Nos filmes de Catherine Breillat, e não será
diferente neste Para Minha Irmã, somos obrigados
a pensar nossa relação diante das imagens
na tela o tempo todo. Breillat é uma diretora sempre
aberta a respeito do que sente e o que pensa, o que no
papel podemos todos concordar se tratar de algo positivo.
Só que experimentar Para Minha Irmã
é outra coisa: o filme te pega desprevenido, te
desmonta a todo momento. Um feito e tanto se pensarmos
que se trata de um filme de tese.
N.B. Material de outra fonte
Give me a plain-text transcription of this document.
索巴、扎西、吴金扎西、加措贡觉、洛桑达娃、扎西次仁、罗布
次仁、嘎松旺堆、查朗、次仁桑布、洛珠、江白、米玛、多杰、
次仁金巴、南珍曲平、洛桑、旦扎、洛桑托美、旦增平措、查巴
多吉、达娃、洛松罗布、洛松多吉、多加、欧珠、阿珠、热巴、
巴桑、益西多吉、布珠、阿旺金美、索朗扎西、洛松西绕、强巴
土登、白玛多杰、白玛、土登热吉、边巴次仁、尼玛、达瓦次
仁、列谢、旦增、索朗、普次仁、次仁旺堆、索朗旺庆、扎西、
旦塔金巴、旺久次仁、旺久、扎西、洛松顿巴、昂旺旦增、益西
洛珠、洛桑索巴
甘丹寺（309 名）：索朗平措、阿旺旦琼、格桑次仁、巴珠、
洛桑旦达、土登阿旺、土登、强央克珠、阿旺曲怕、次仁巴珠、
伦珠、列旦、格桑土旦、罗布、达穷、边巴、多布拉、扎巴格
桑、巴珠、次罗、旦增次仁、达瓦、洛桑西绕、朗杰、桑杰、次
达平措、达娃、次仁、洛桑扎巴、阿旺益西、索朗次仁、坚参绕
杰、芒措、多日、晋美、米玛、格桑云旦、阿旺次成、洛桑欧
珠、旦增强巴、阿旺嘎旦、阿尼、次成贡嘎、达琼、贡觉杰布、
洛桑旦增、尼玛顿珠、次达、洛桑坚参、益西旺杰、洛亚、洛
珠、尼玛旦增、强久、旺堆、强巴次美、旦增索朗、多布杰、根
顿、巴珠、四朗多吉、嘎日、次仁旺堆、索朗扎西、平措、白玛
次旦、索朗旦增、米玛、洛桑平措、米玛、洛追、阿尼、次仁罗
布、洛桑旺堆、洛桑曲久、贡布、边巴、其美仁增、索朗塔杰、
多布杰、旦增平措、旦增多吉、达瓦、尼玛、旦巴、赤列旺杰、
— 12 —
Mas até nisso
a diretora é bem aberta: a primeira cena te dá
as regras do jogo, deixe bem claro o que vai se desenvolver
a partir dali. Seja nas relações entre as
duas irmãs (Roxanne Mesquida e Anais Reboux), seja
nas suas relações com o sexo oposto.
Na seqüência chave do filme a irmã mais
velha e bonita (Mesquida) perde a virgindade para um jovem
italiano alguns anos mais velho chamado Fernando (Libero
di Renzo). Vale observar como Breillat precede na seqüência.
A cineasta odeia aparências. Sabemos que ela desaprova
Fernando no momento que o apresenta se aproximando da
irmã que não lhe interessa, para chegar
aquela que atraiu seu olhar. A câmera de Breillat
portanto julga, e nunca temos dúvidas de onde ela
se posiciona em relação as ações
que desenrolam na nossa frente. Só que isto não
fecha a questão. Dizer simplesmente que aquele
sujeito é um canalha que está estuprando
emocionalmente a garota poderia ser a resposta num filme
menor, mas não nesse. Porque há aqui sempre
espaço para o espectador tomar suas próprias
posições em relação ao que
transcorre na tela, o que nos traz uma nova série
de complicações. Não estamos afinal
em terreno fácil; e a seu modo Breillat nos joga
a bomba e pede que nos viremos por nós mesmos.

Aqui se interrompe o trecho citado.